NFTs require a different design for lending and borrowing

For a lending/borrowing app to be safe for its lenders, it must be able to liquidate its assumed security for more than the borrower’s outstanding loan, or defer the responsibility for liquidation to the lenders. However, unlike fungible cryptocurrencies that can be sold to multiple buyers, selling a non-fungible NFT is dependent on finding a single buyer interested in purchasing the token. If market interest in a particular NFT collection dries up after a loan was issued, it becomes impossible to find a buyer for that NFT after it was repossessed, and the lender loses everything they lent.

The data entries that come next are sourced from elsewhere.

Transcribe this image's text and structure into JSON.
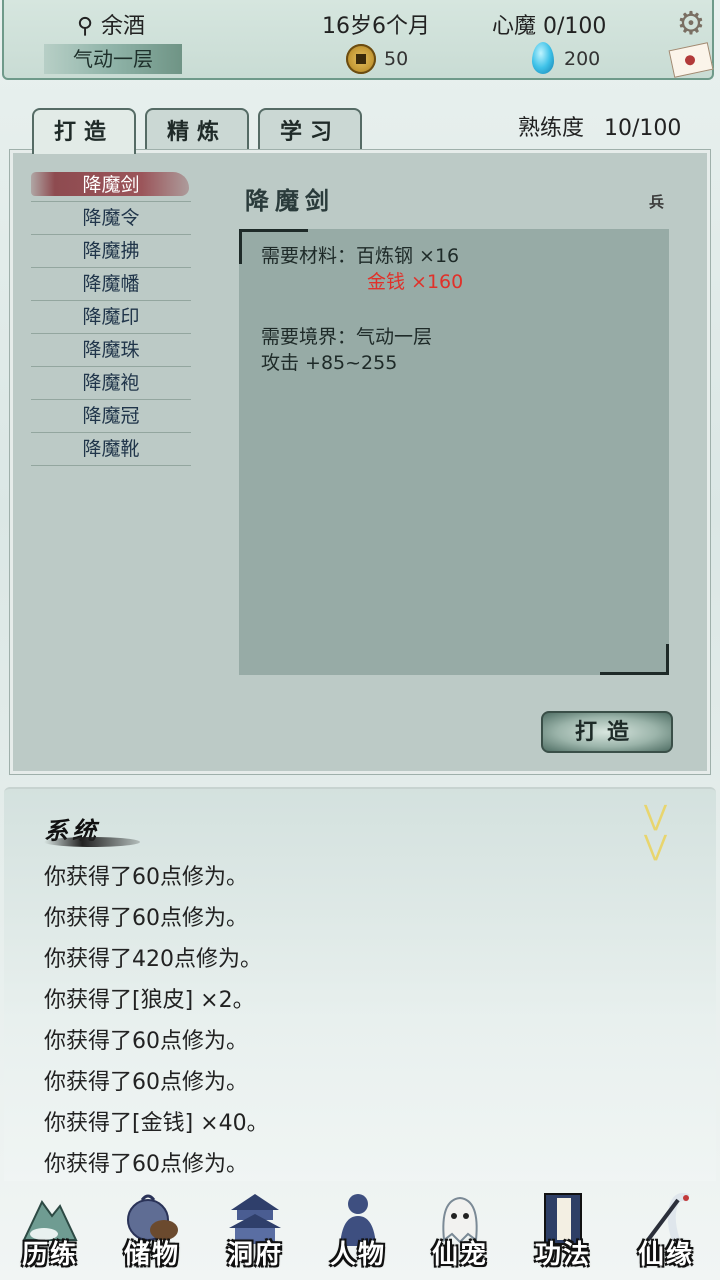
{
  "status": {
    "name": "余酒",
    "realm": "气动一层",
    "age": "16岁6个月",
    "demon": "心魔 0/100",
    "coins": "50",
    "gems": "200"
  },
  "tabs": [
    {
      "label": "打造"
    },
    {
      "label": "精炼"
    },
    {
      "label": "学习"
    }
  ],
  "proficiency": {
    "label": "熟练度",
    "value": "10/100"
  },
  "items": [
    "降魔剑",
    "降魔令",
    "降魔拂",
    "降魔幡",
    "降魔印",
    "降魔珠",
    "降魔袍",
    "降魔冠",
    "降魔靴"
  ],
  "selected_item": "降魔剑",
  "detail": {
    "title": "降魔剑",
    "type_tag": "兵",
    "material_line": "需要材料：百炼钢 ×16",
    "money_line": "金钱 ×160",
    "realm_line": "需要境界：气动一层",
    "attack_line": "攻击 +85~255"
  },
  "forge_button": "打造",
  "log": {
    "title": "系统",
    "entries": [
      "你获得了60点修为。",
      "你获得了60点修为。",
      "你获得了420点修为。",
      "你获得了[狼皮] ×2。",
      "你获得了60点修为。",
      "你获得了60点修为。",
      "你获得了[金钱] ×40。",
      "你获得了60点修为。"
    ]
  },
  "nav": [
    {
      "label": "历练",
      "icon": "mountain-icon"
    },
    {
      "label": "储物",
      "icon": "bag-icon"
    },
    {
      "label": "洞府",
      "icon": "palace-icon"
    },
    {
      "label": "人物",
      "icon": "person-icon"
    },
    {
      "label": "仙宠",
      "icon": "ghost-pet-icon"
    },
    {
      "label": "功法",
      "icon": "book-icon"
    },
    {
      "label": "仙缘",
      "icon": "crane-icon"
    }
  ],
  "colors": {
    "money_red": "#e0312a",
    "panel": "#bccac6"
  }
}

NFT lending/lending apps like NFTFi use a market-based system where borrowers list their NFTs while lenders browse the market looking for NFTs they are willing to lend to, thus shifting the responsibility of NFT liquidation onto the lender instead of the app. This design is easy to build and maintain, but offers little guarantee of receiving loans for borrowers, as it still relies on finding a single wealthy lender willing to take the risk. However, it is possible for a lending/borrowing app to implement fractional NFTs (or F-NFTs) in the design to distribute the costs, risks and rewards of a single NFT to a group of smaller lenders, which can improve accessibility and the liquidity. problems in the NFT market.


Safe and efficient NFT loan/loan apps are a high priority for the DeFi industry, as they may one day form the basis for decentralized mortgages and loan services. However, in 2022 NFTs are having trouble attracting buyers on the open market, making it difficult to attract wealthy lenders willing to risk their money on a potentially bad NFT loan. Building a lending/lending app for NFTs that reduces lenders’ financial risk is a major design challenge, as NFTs is not easy to sell at predictable prices within short time frames, and solutions are still being experimented with.